When schema derivation strategy is schema or target, if new columns are added in the source they must be explicitly specified in the validation or transformation section.

Merge Schema#

  • Automatically update the schema of the target table and make it compatible with the data being written.
  • The following types of schema changes are eligible for schema drift during table appends or overwrites:
    • Adding a new column.
    • Changing of column data types from
      • NullType -> any other type
      • upcasts from ByteType -> ShortType -> IntegerType

Example#

  • The scenario is that we have to ingest data from JDBC to the existing delta table and the merge schema option is enabled, and the operation is append.

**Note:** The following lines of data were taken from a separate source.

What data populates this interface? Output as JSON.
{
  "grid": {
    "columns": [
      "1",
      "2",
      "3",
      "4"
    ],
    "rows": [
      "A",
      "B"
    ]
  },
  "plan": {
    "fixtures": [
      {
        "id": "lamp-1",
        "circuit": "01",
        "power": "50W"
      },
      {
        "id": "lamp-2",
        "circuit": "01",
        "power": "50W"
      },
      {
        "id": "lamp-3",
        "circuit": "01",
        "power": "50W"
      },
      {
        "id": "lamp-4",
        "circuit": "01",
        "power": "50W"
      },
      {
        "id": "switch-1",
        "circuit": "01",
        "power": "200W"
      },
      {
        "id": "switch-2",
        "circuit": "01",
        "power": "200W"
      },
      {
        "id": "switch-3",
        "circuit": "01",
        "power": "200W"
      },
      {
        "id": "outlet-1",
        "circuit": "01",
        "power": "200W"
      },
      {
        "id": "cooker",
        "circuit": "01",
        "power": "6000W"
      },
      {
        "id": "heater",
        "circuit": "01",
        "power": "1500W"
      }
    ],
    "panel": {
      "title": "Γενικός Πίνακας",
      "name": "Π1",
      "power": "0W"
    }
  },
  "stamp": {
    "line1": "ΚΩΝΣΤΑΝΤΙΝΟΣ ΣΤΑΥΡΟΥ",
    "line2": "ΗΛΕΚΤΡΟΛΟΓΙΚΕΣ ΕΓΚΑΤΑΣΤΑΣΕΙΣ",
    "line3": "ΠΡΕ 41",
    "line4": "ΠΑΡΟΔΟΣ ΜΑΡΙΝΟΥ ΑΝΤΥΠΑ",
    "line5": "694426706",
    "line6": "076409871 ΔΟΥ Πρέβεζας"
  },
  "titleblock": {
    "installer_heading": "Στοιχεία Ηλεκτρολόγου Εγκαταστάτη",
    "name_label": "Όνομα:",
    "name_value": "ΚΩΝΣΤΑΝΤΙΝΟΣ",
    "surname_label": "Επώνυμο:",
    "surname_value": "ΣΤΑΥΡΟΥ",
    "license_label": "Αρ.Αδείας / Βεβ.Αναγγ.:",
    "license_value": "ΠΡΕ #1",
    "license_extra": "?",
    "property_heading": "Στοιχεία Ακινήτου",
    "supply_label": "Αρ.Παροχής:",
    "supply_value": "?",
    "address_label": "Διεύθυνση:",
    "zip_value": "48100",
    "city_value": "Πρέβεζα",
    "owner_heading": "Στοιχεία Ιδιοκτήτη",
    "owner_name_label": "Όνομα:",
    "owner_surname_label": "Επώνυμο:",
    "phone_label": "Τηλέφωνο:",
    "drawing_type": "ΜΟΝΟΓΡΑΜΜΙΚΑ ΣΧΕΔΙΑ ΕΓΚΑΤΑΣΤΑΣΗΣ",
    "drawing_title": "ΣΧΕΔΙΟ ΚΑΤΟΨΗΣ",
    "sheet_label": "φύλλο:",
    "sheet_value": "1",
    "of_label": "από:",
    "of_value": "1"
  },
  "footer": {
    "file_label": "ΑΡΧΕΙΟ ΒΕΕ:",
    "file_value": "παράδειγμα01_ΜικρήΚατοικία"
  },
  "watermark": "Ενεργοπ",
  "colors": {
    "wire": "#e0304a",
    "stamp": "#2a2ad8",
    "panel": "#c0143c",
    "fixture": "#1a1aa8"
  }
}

  • Let the source is JDBC, and it has the following columns and data:

table_name: src_demo
Definition of source table:
| column | datatype |
| id | integer |
| name | string |
| full_name | string |
Records in the table:
| id | name | full_name |
| 1 | n1 | n1_extra |
| 2 | n2 | n2_extra |
| 3 | n3 | n3_extra |
  • Let the target is delta, and it has the following columns and data:
table_name: tgt_demo
Definition of target table:
| column | datatype |
| id | short |
| name | string |
Records in the table:
| id | name |
| 4 | n4 |
| 5 | n5 |
  • After running the job, the target table will look like the below:
table_name: tgt_demo
Definition of target table:
| column | datatype |
| id | integer |
| name | string |
| full_name | string |
Records in the table:
| id | name | full_name |
| 4 | n4 | |
| 5 | n5 | |
| 1 | n1 | n1_extra |
| 2 | n2 | n2_extra |
| 3 | n3 | n3_extra |
  • As the merge schema option is enabled so, the short datatype is converted to the integer and a new column full_name is added to the target table.

Overwrite Schema#

  • Automatically overwrite the schema of the target table and make it compatible with the data being written.
note

Overwrite schema is only applicable when the operation is overwrite.

Example#

  • The scenario is that we have to ingest data from JDBC to the existing delta table and the overwrite schema option is enabled, and the operation is overwrite.

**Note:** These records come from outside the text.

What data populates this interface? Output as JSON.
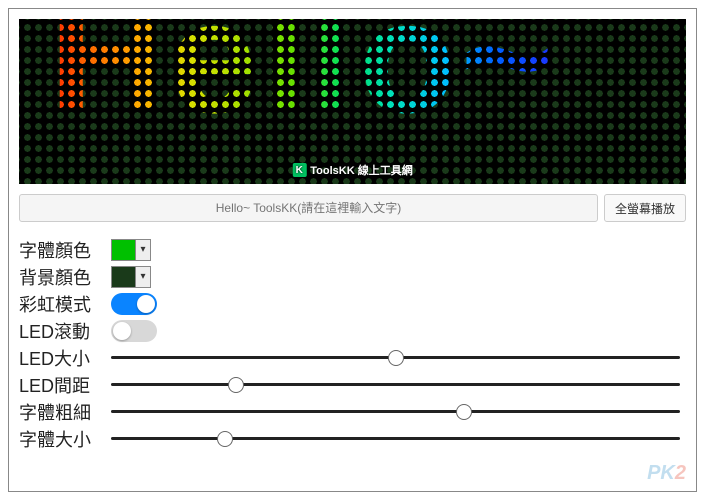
{
  "preview": {
    "display_text": "Hello~",
    "watermark": "ToolsKK 線上工具網",
    "watermark_logo_letter": "K"
  },
  "input": {
    "placeholder": "Hello~ ToolsKK(請在這裡輸入文字)",
    "fullscreen_button": "全螢幕播放"
  },
  "controls": {
    "font_color": {
      "label": "字體顏色",
      "value": "#00c000"
    },
    "bg_color": {
      "label": "背景顏色",
      "value": "#1a3a1a"
    },
    "rainbow": {
      "label": "彩虹模式",
      "on": true
    },
    "scroll": {
      "label": "LED滾動",
      "on": false
    },
    "led_size": {
      "label": "LED大小",
      "percent": 50
    },
    "led_gap": {
      "label": "LED間距",
      "percent": 22
    },
    "font_weight": {
      "label": "字體粗細",
      "percent": 62
    },
    "font_size": {
      "label": "字體大小",
      "percent": 20
    }
  },
  "corner_watermark": {
    "prefix": "PK",
    "suffix": "2"
  }
}
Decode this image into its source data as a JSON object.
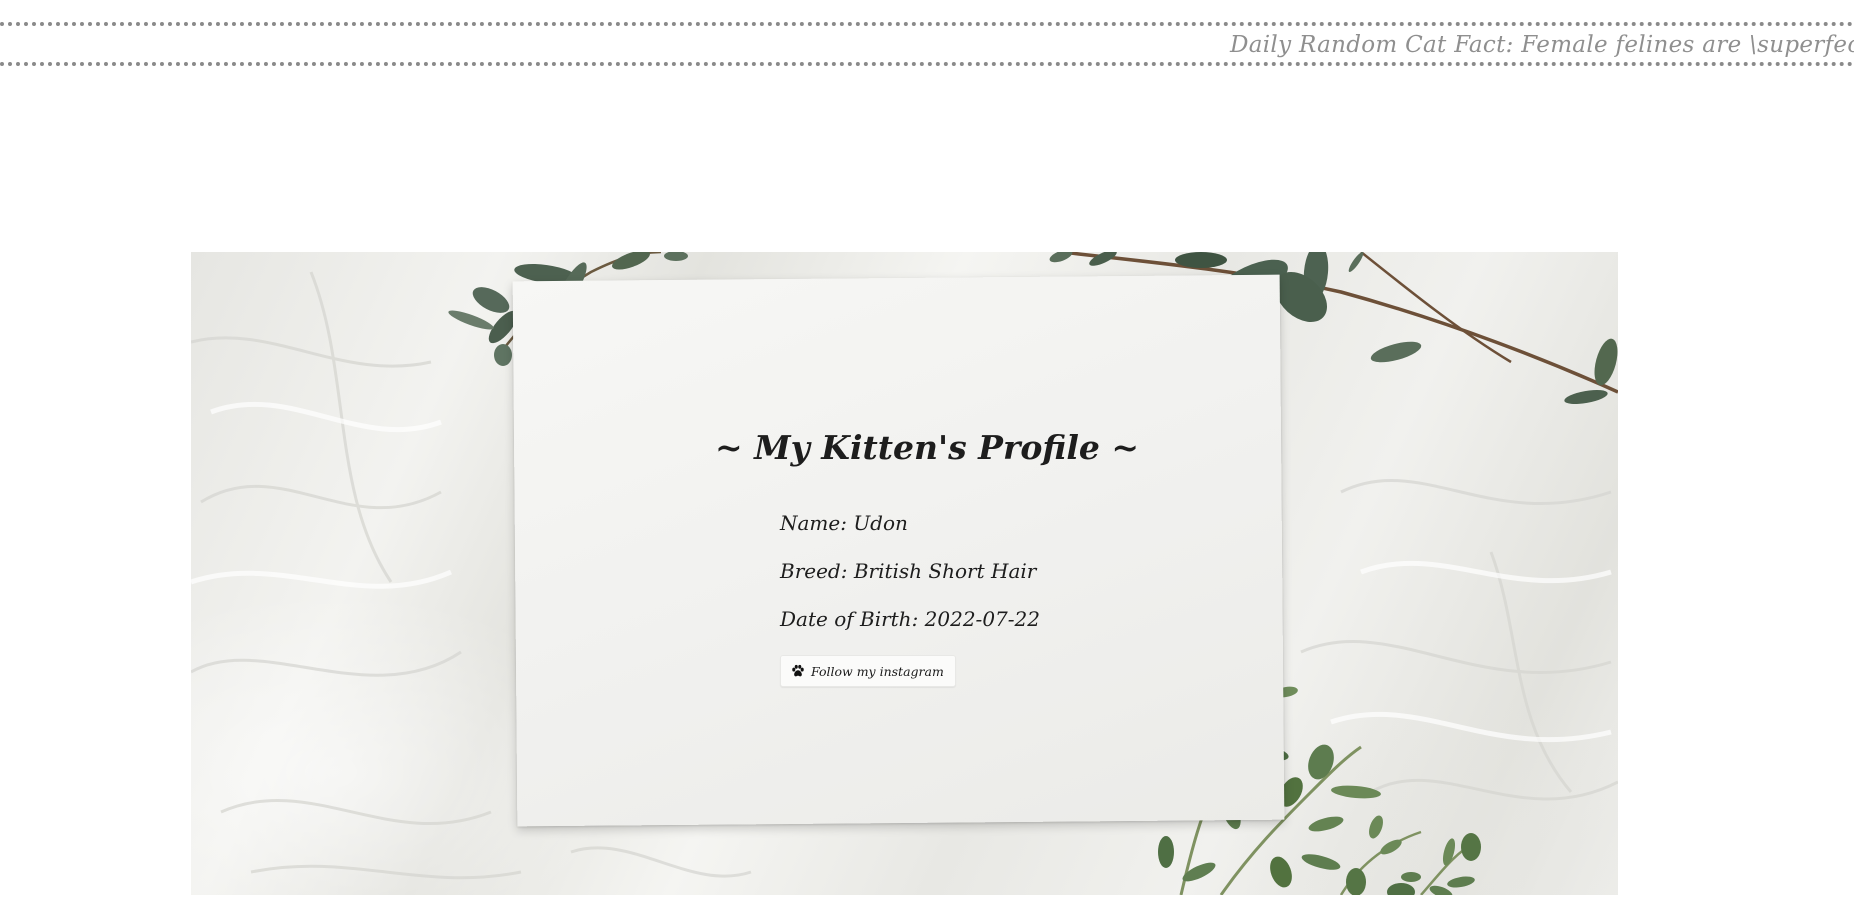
{
  "cat_fact": {
    "text": "Daily Random Cat Fact: Female felines are \\superfecun"
  },
  "profile": {
    "title": "~ My Kitten's Profile ~",
    "name_line": "Name: Udon",
    "breed_line": "Breed: British Short Hair",
    "dob_line": "Date of Birth: 2022-07-22"
  },
  "instagram_button": {
    "label": "Follow my instagram",
    "icon": "paw-icon"
  },
  "colors": {
    "marquee_text": "#8f8f8f",
    "card": "#f4f4f2",
    "leaf": "#4a5e4c"
  }
}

  • Let the source is JDBC, and it has the following columns and data:

table_name: src_demo
Definition of source table:
| column | datatype |
| id | integer |
| name | string |
| full_name | string |
Records in the table:
| id | name | full_name |
| 1 | n1 | n1_extra |
| 2 | n2 | n2_extra |
| 3 | n3 | n3_extra |
  • Let the target is delta, and it has the following columns and data:
table_name: tgt_demo
Definition of target table:
| column | datatype |
| id | short |
| name | string |
Records in the table:
| id | name |
| 4 | n4 |
| 5 | n5 |
  • After running the job, the target table will look like the below:
table_name: tgt_demo
Definition of target table:
| column | datatype |
| id | integer |
| name | string |
| full_name | string |
Records in the table:
| id | name | full_name |
| 1 | n1 | n1_extra |
| 2 | n2 | n2_extra |
| 3 | n3 | n3_extra |
  • As the overwrite schema option is enabled so, the schema of the target table is overwritten by the source schema and the operation is overwrite so, the records are also overwritten.